Catholic, Orthodox, Protestant Evangelicalism with Dr. Michael Svigel Ep. 19

If pressed, I am a catholic, orthodox, Protestant evangelical. The capitalization of each of those descriptors is intentional and important – and each of us ought to aspire to the same self description. I think history demands each Christian on earth must be those four things, and I mean the best meaning of those four things.

What is the relationship between Roman Catholic, Eastern Orthodox, and Evangelical churches? Do we share a common faith? May we consider one another brothers and sisters in Christ? Is there any hope to understand Church history? We attempt to tackle all these questions and more.

In this interview with the Department Chair of Theological Studies at Dallas Theological Seminary, the discussion ranges across time and earth, asking and answering questions that come with each new generation.

Do you know your place in church history? Have a listen and think deeply with us. You can find Dr. Michael Svigel’s work here, and his faculty information here.

Consider a donation to this show to help Adam keep the pace he has set. Thank you all for listening.

2 Replies to “Catholic, Orthodox, Protestant Evangelicalism with Dr. Michael Svigel Ep. 19”

  1. Adam, this was an interesting podcast. Several provocative points, and some concerns about some of what Dr. Svigal said on a few things but regardless. The one point on the personal side I’d like to offer comment on is about Baptist Fundamentalism. You both seemed hard on them, and I can understand why. I personally may be willing to see a cultish tendency within some of them, but there should be no suggestion that they are a cult as such. I trust your usage of the word “sect” was not intended to say that.

    More to the point, I think your presentation of fundamental Baptists is a bit simplistic (as you mention with reference to another group). I would ask you have you ever read writings from them from institutions like Detroit Baptist Theological Seminary, Bob Jones University, Maranatha Baptist Seminary, Central Baptist Seminary, or even the Fundamental Baptist Fellowship International (a fellowship of pastors)? I think you will find that your characterization of fundamental Baptists does not fit with this segment of the movement, and it doesn’t with my fundamental Baptist church. The movement does have diversity, in the same manner this podcast claims that the RCC is. Regarding the KJV-Only issue especially, I would strongly suggest fundamental Baptist does not equal KJVOnly as you suggest. For a representative work of those in the movement who are not KJVOnly see From the Mind of God to the Mind of Man and God’s Word to Us. This doesn’t take away from the vocal and influential voices of such as Peter Ruckman, but only to suggest that there is more diversity on that issue and others as well. For your own interest, I would strongly recommend reading a scholar history of Baptist fundamentalism written from within the movement. Two that come to mind, one that I have read and one that I haven’t, are listed below.

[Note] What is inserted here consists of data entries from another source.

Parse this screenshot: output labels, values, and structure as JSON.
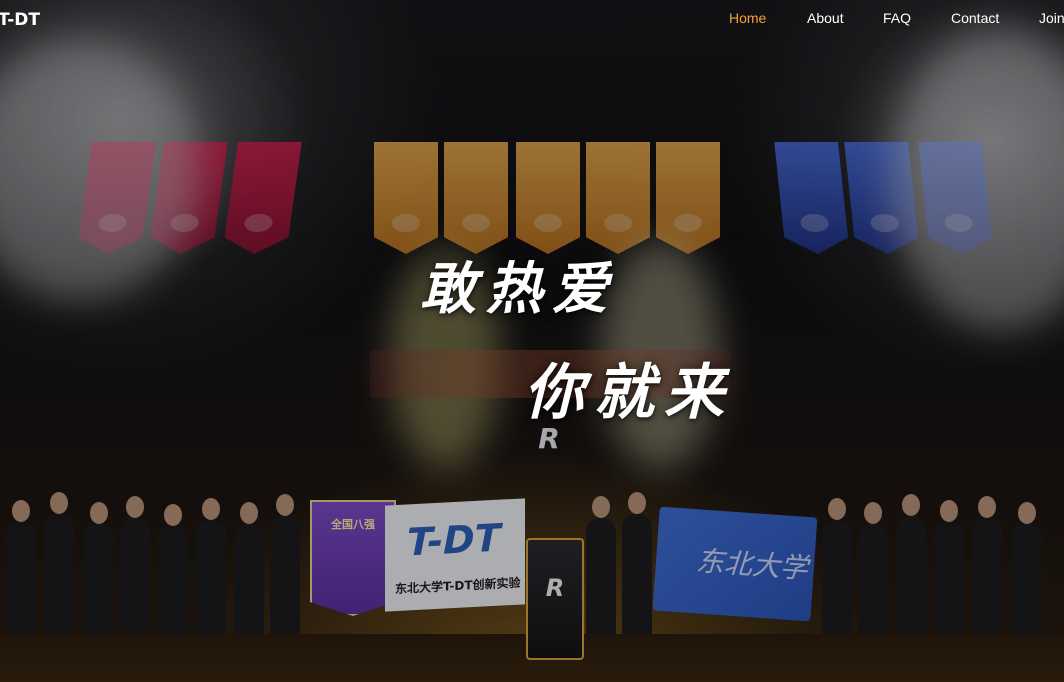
{
  "nav": {
    "logo": "T-DT",
    "links": [
      {
        "label": "Home",
        "active": true
      },
      {
        "label": "About",
        "active": false
      },
      {
        "label": "FAQ",
        "active": false
      },
      {
        "label": "Contact",
        "active": false
      },
      {
        "label": "Join",
        "active": false
      }
    ],
    "active_color": "#f3a23b",
    "text_color": "#ffffff"
  },
  "hero": {
    "slogan_line1": "敢热爱",
    "slogan_line2": "你就来",
    "banners_icon": "championship-banners",
    "stage_logo": "R",
    "flags": {
      "purple": "全国八强",
      "white_title": "T-DT",
      "white_sub": "东北大学T-DT创新实验",
      "blue": "东北大学"
    }
  }
}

    Larry R. Oats, The Church of the Fundamentalists available from https://www.mbu.edu/seminary/. Based on a PhD dissertation done by this fundamentalist at Trinity Evangelical Divinity School. For a synopsis, my review is on my blog (https://biblicalworldview.blog/2016/08/23/a-book-review-of-the-church-of-the-fundamentalists/).
    Kevin T. Bauder, One in Hope and Doctrine, published by Regular Baptist Press.

    I was not raised in Baptist fundamentalism, though I wasn’t far from it in a couple ways. As I observed, I have found the movement hard to understand at times, but my comments today are a reflection of better understanding I’ve gotten over time. One thing is sure, it does seem there are winds of change within the movement. And those changes merit your consideration as one speaking about church history. Further more, Fundamental Baptists may have issues, but I would hope you would give to even your KJV Only and “Bible thumping” Fundamental Baptist brothers the same type of forbearance, though in different areas, as you suggest we should give to Charismatic movement in global contexts. One could argue that even Peter Ruckman is more closer to the truth than some of the Charismatics in global contexts. Thank you!

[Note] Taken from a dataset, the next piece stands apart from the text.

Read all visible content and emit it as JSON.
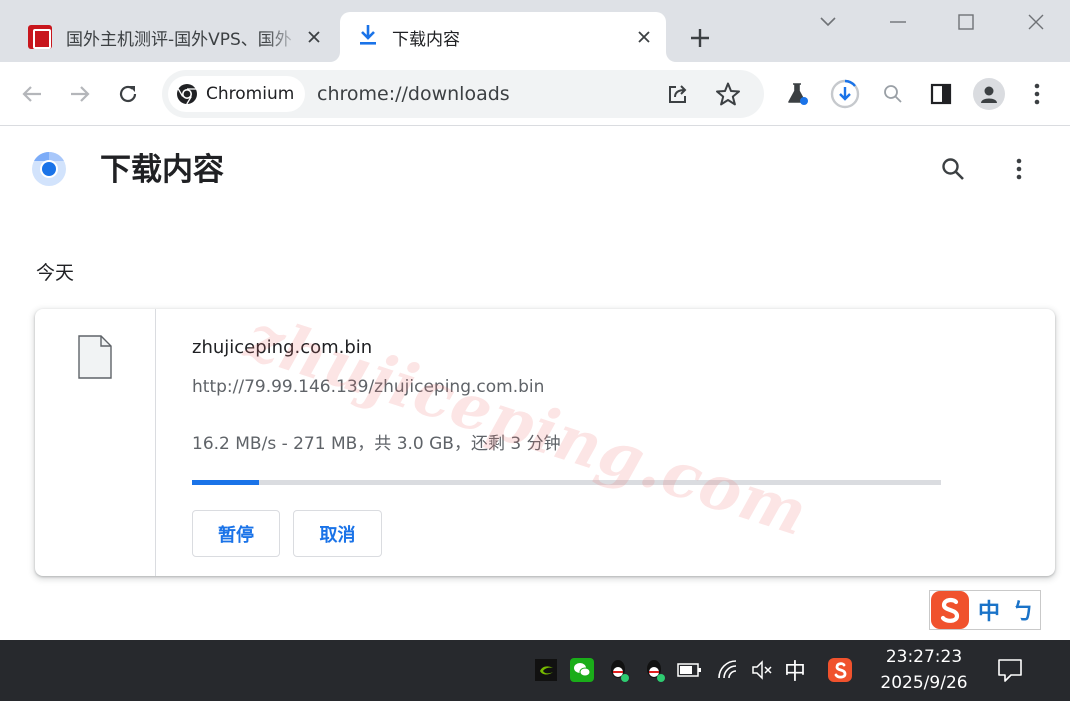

    1. Thank you Jacob, for your considered feedback.

      Regarding my comments on the IFB, I was referring narrowly to the KJVOnlyist sect. In the normal ecclesial parlance I am used to, there are concentric circles of catholicity, with the center being catholic, orthodox, Protestant evangelicalism in its best confessional moments, followed by the many forms of somewhat catholic, somewhat orthodox churches who would be borderline heterodox (and we all are in some ways to be sure), followed by a further-out circle of full heterodoxy. This is where I would put the IFB KJVOnlyists – and as such they are the classical sect; they are not catholic, they are barely orthodox on the essentials, and in practice they separate from the Reformation churches. In some of their more radical exponents, it may be true that they are borderline to nearly full-on cultists.

      But as for the groups of fundamentalist Baptists you referenced, I did not have them in view in my podcast comments. And you are right, I should, and do, extend the same motions of fellowship and hopefulness for these groups as I do the average Charismatic groups around the world. I can’t have strong confidence in the salvation of any of their individual members, but I have hope nonetheless, especially in comparison with Rome and the Eastern Orthodox churches, for whom hope is slim.

      Again, thank you for your listenership and feedback.